Candidatures - 21/02/2014

Almaty rêve en grand mais dépensera petit

Après Pékin, Lviv et Oslo, une quatrième ville a profité des Jeux de Sotchi et de la présence de la presse mondiale pour lancer sa campagne pour les JO d’hiver de 2022. Almaty, au Kazakhstan, l’a fait dans le même lieu, et selon les mêmes règles, que ses trois rivales. Au centre de presse de Sotchi. Et en respectant l’exigence de temps et de sobriété imposée par le CIO.

Les candidatures olympiques, Almaty connaît. La ville avait tenté sa chance pour les Jeux d’hiver de 2014. Mais elle avait été recalée très vite, le CIO ne la jugeant pas capable de figurer dans la short-list des candidates. Cette fois, le discours a changé. Et, soyons honnête, les chances du Kazakhstan semblent aujourd’hui réelles.

Premier atout: un budget raisonnable. « Nous allons dépenser moins, mais vraiment beaucoup moins, que Sotchi », jure sur l’honneur Andrey Kryukov, l’un des membres du comité de candidature d’Almaty 2022. Timur Dossymbetov, le secrétaire général du comité olympique kazakh, ajoute: « Les infrastructures que nous avions promises dans notre dossier de candidature, nous les avons déjà construites. » Ainsi, huit des dix sites prévus pour accueillir les Jeux sont déjà fonctionnels.

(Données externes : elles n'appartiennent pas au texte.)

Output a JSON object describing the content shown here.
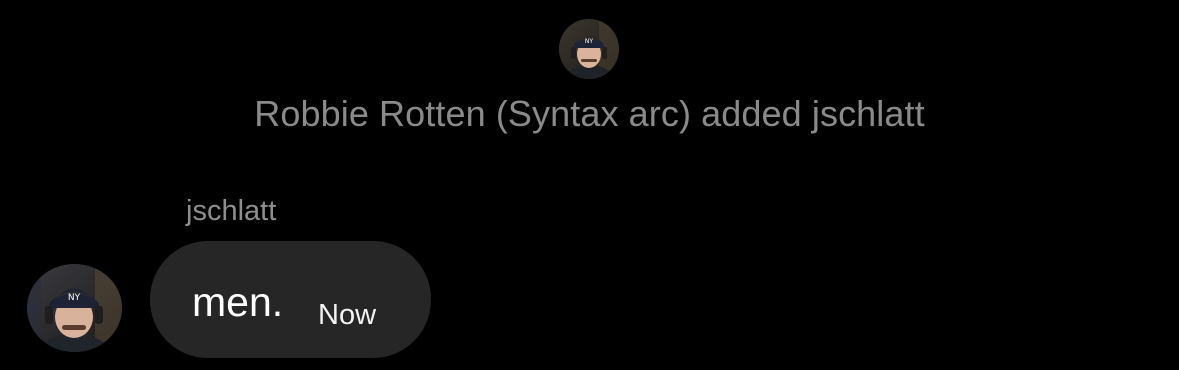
{
  "system_event": {
    "text": "Robbie Rotten (Syntax arc) added jschlatt",
    "avatar_icon": "user-avatar-photo"
  },
  "message": {
    "sender": "jschlatt",
    "text": "men.",
    "timestamp": "Now",
    "avatar_icon": "user-avatar-photo"
  },
  "colors": {
    "background": "#000000",
    "bubble": "#262626",
    "system_text": "#8a8a8a",
    "sender_name": "#8e8e8e",
    "message_text": "#ffffff"
  }
}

Les deux autres seront construits, victoire ou pas.

Selon la délégation du Kazakhstan, Almaty serait une « ville de montagne parfaitement taillée aux exigences d’un événement olympique d’hiver ». Elle serait aussi, argument moins immédiatement recevable par les votants du CIO, la « ville de l’amour ». Pour preuve cette précision, donnée avec un sourire: 12.000 mariages y sont célébrés chaque année, plus 24.000 naissances.

Pour le patineur artistique kazakh Denis Ten, médaillé de bronze la semaine passée, les Jeux d’hiver en 2022 pourraient transformer Almaty, sa ville natale, comme ils l’ont fait pour Sotchi. La ville russe « est un bon exemple de comment une ville peut changer en quelques années grâce à un événement sportif », a-t-il expliqué.

Almaty peut-elle l’emporter? A observer la concurrence, la réponse semble largement positive. Lviv, la candidature ukrainienne, aura les plus grandes difficultés à surmonter le handicap de la crise que traverse l’Ukraine. Oslo, le dossier le plus solide et rassurant, peine à convaincre la population norvégienne de soutenir massivement son projet. Pékin a le tort d’être asiatique, un obstacle insurmontable après Pyeongchang 2018 et Tokyo 2020. Quant à Cracovie, elle devra lever les doutes du CIO sur l’opportunité d’accorder les Jeux à deux pays voisins, la ville polonaise étant associée dans cette aventure à la Slovaquie.

Elève sérieuse et appliquée, Almaty a revu plusieurs fois sa copie, depuis son échec pour les Jeux de 2014, en multipliant les événements. Elle a accueilli avec Astana les Jeux asiatiques d’hiver de 2011 et organise régulièrement des Coupes du Monde de combiné nordique et de saut à skis. « Il ne nous manque plus que les Jeux olympiques », suggère Andrey Kryukov. Pourquoi pas.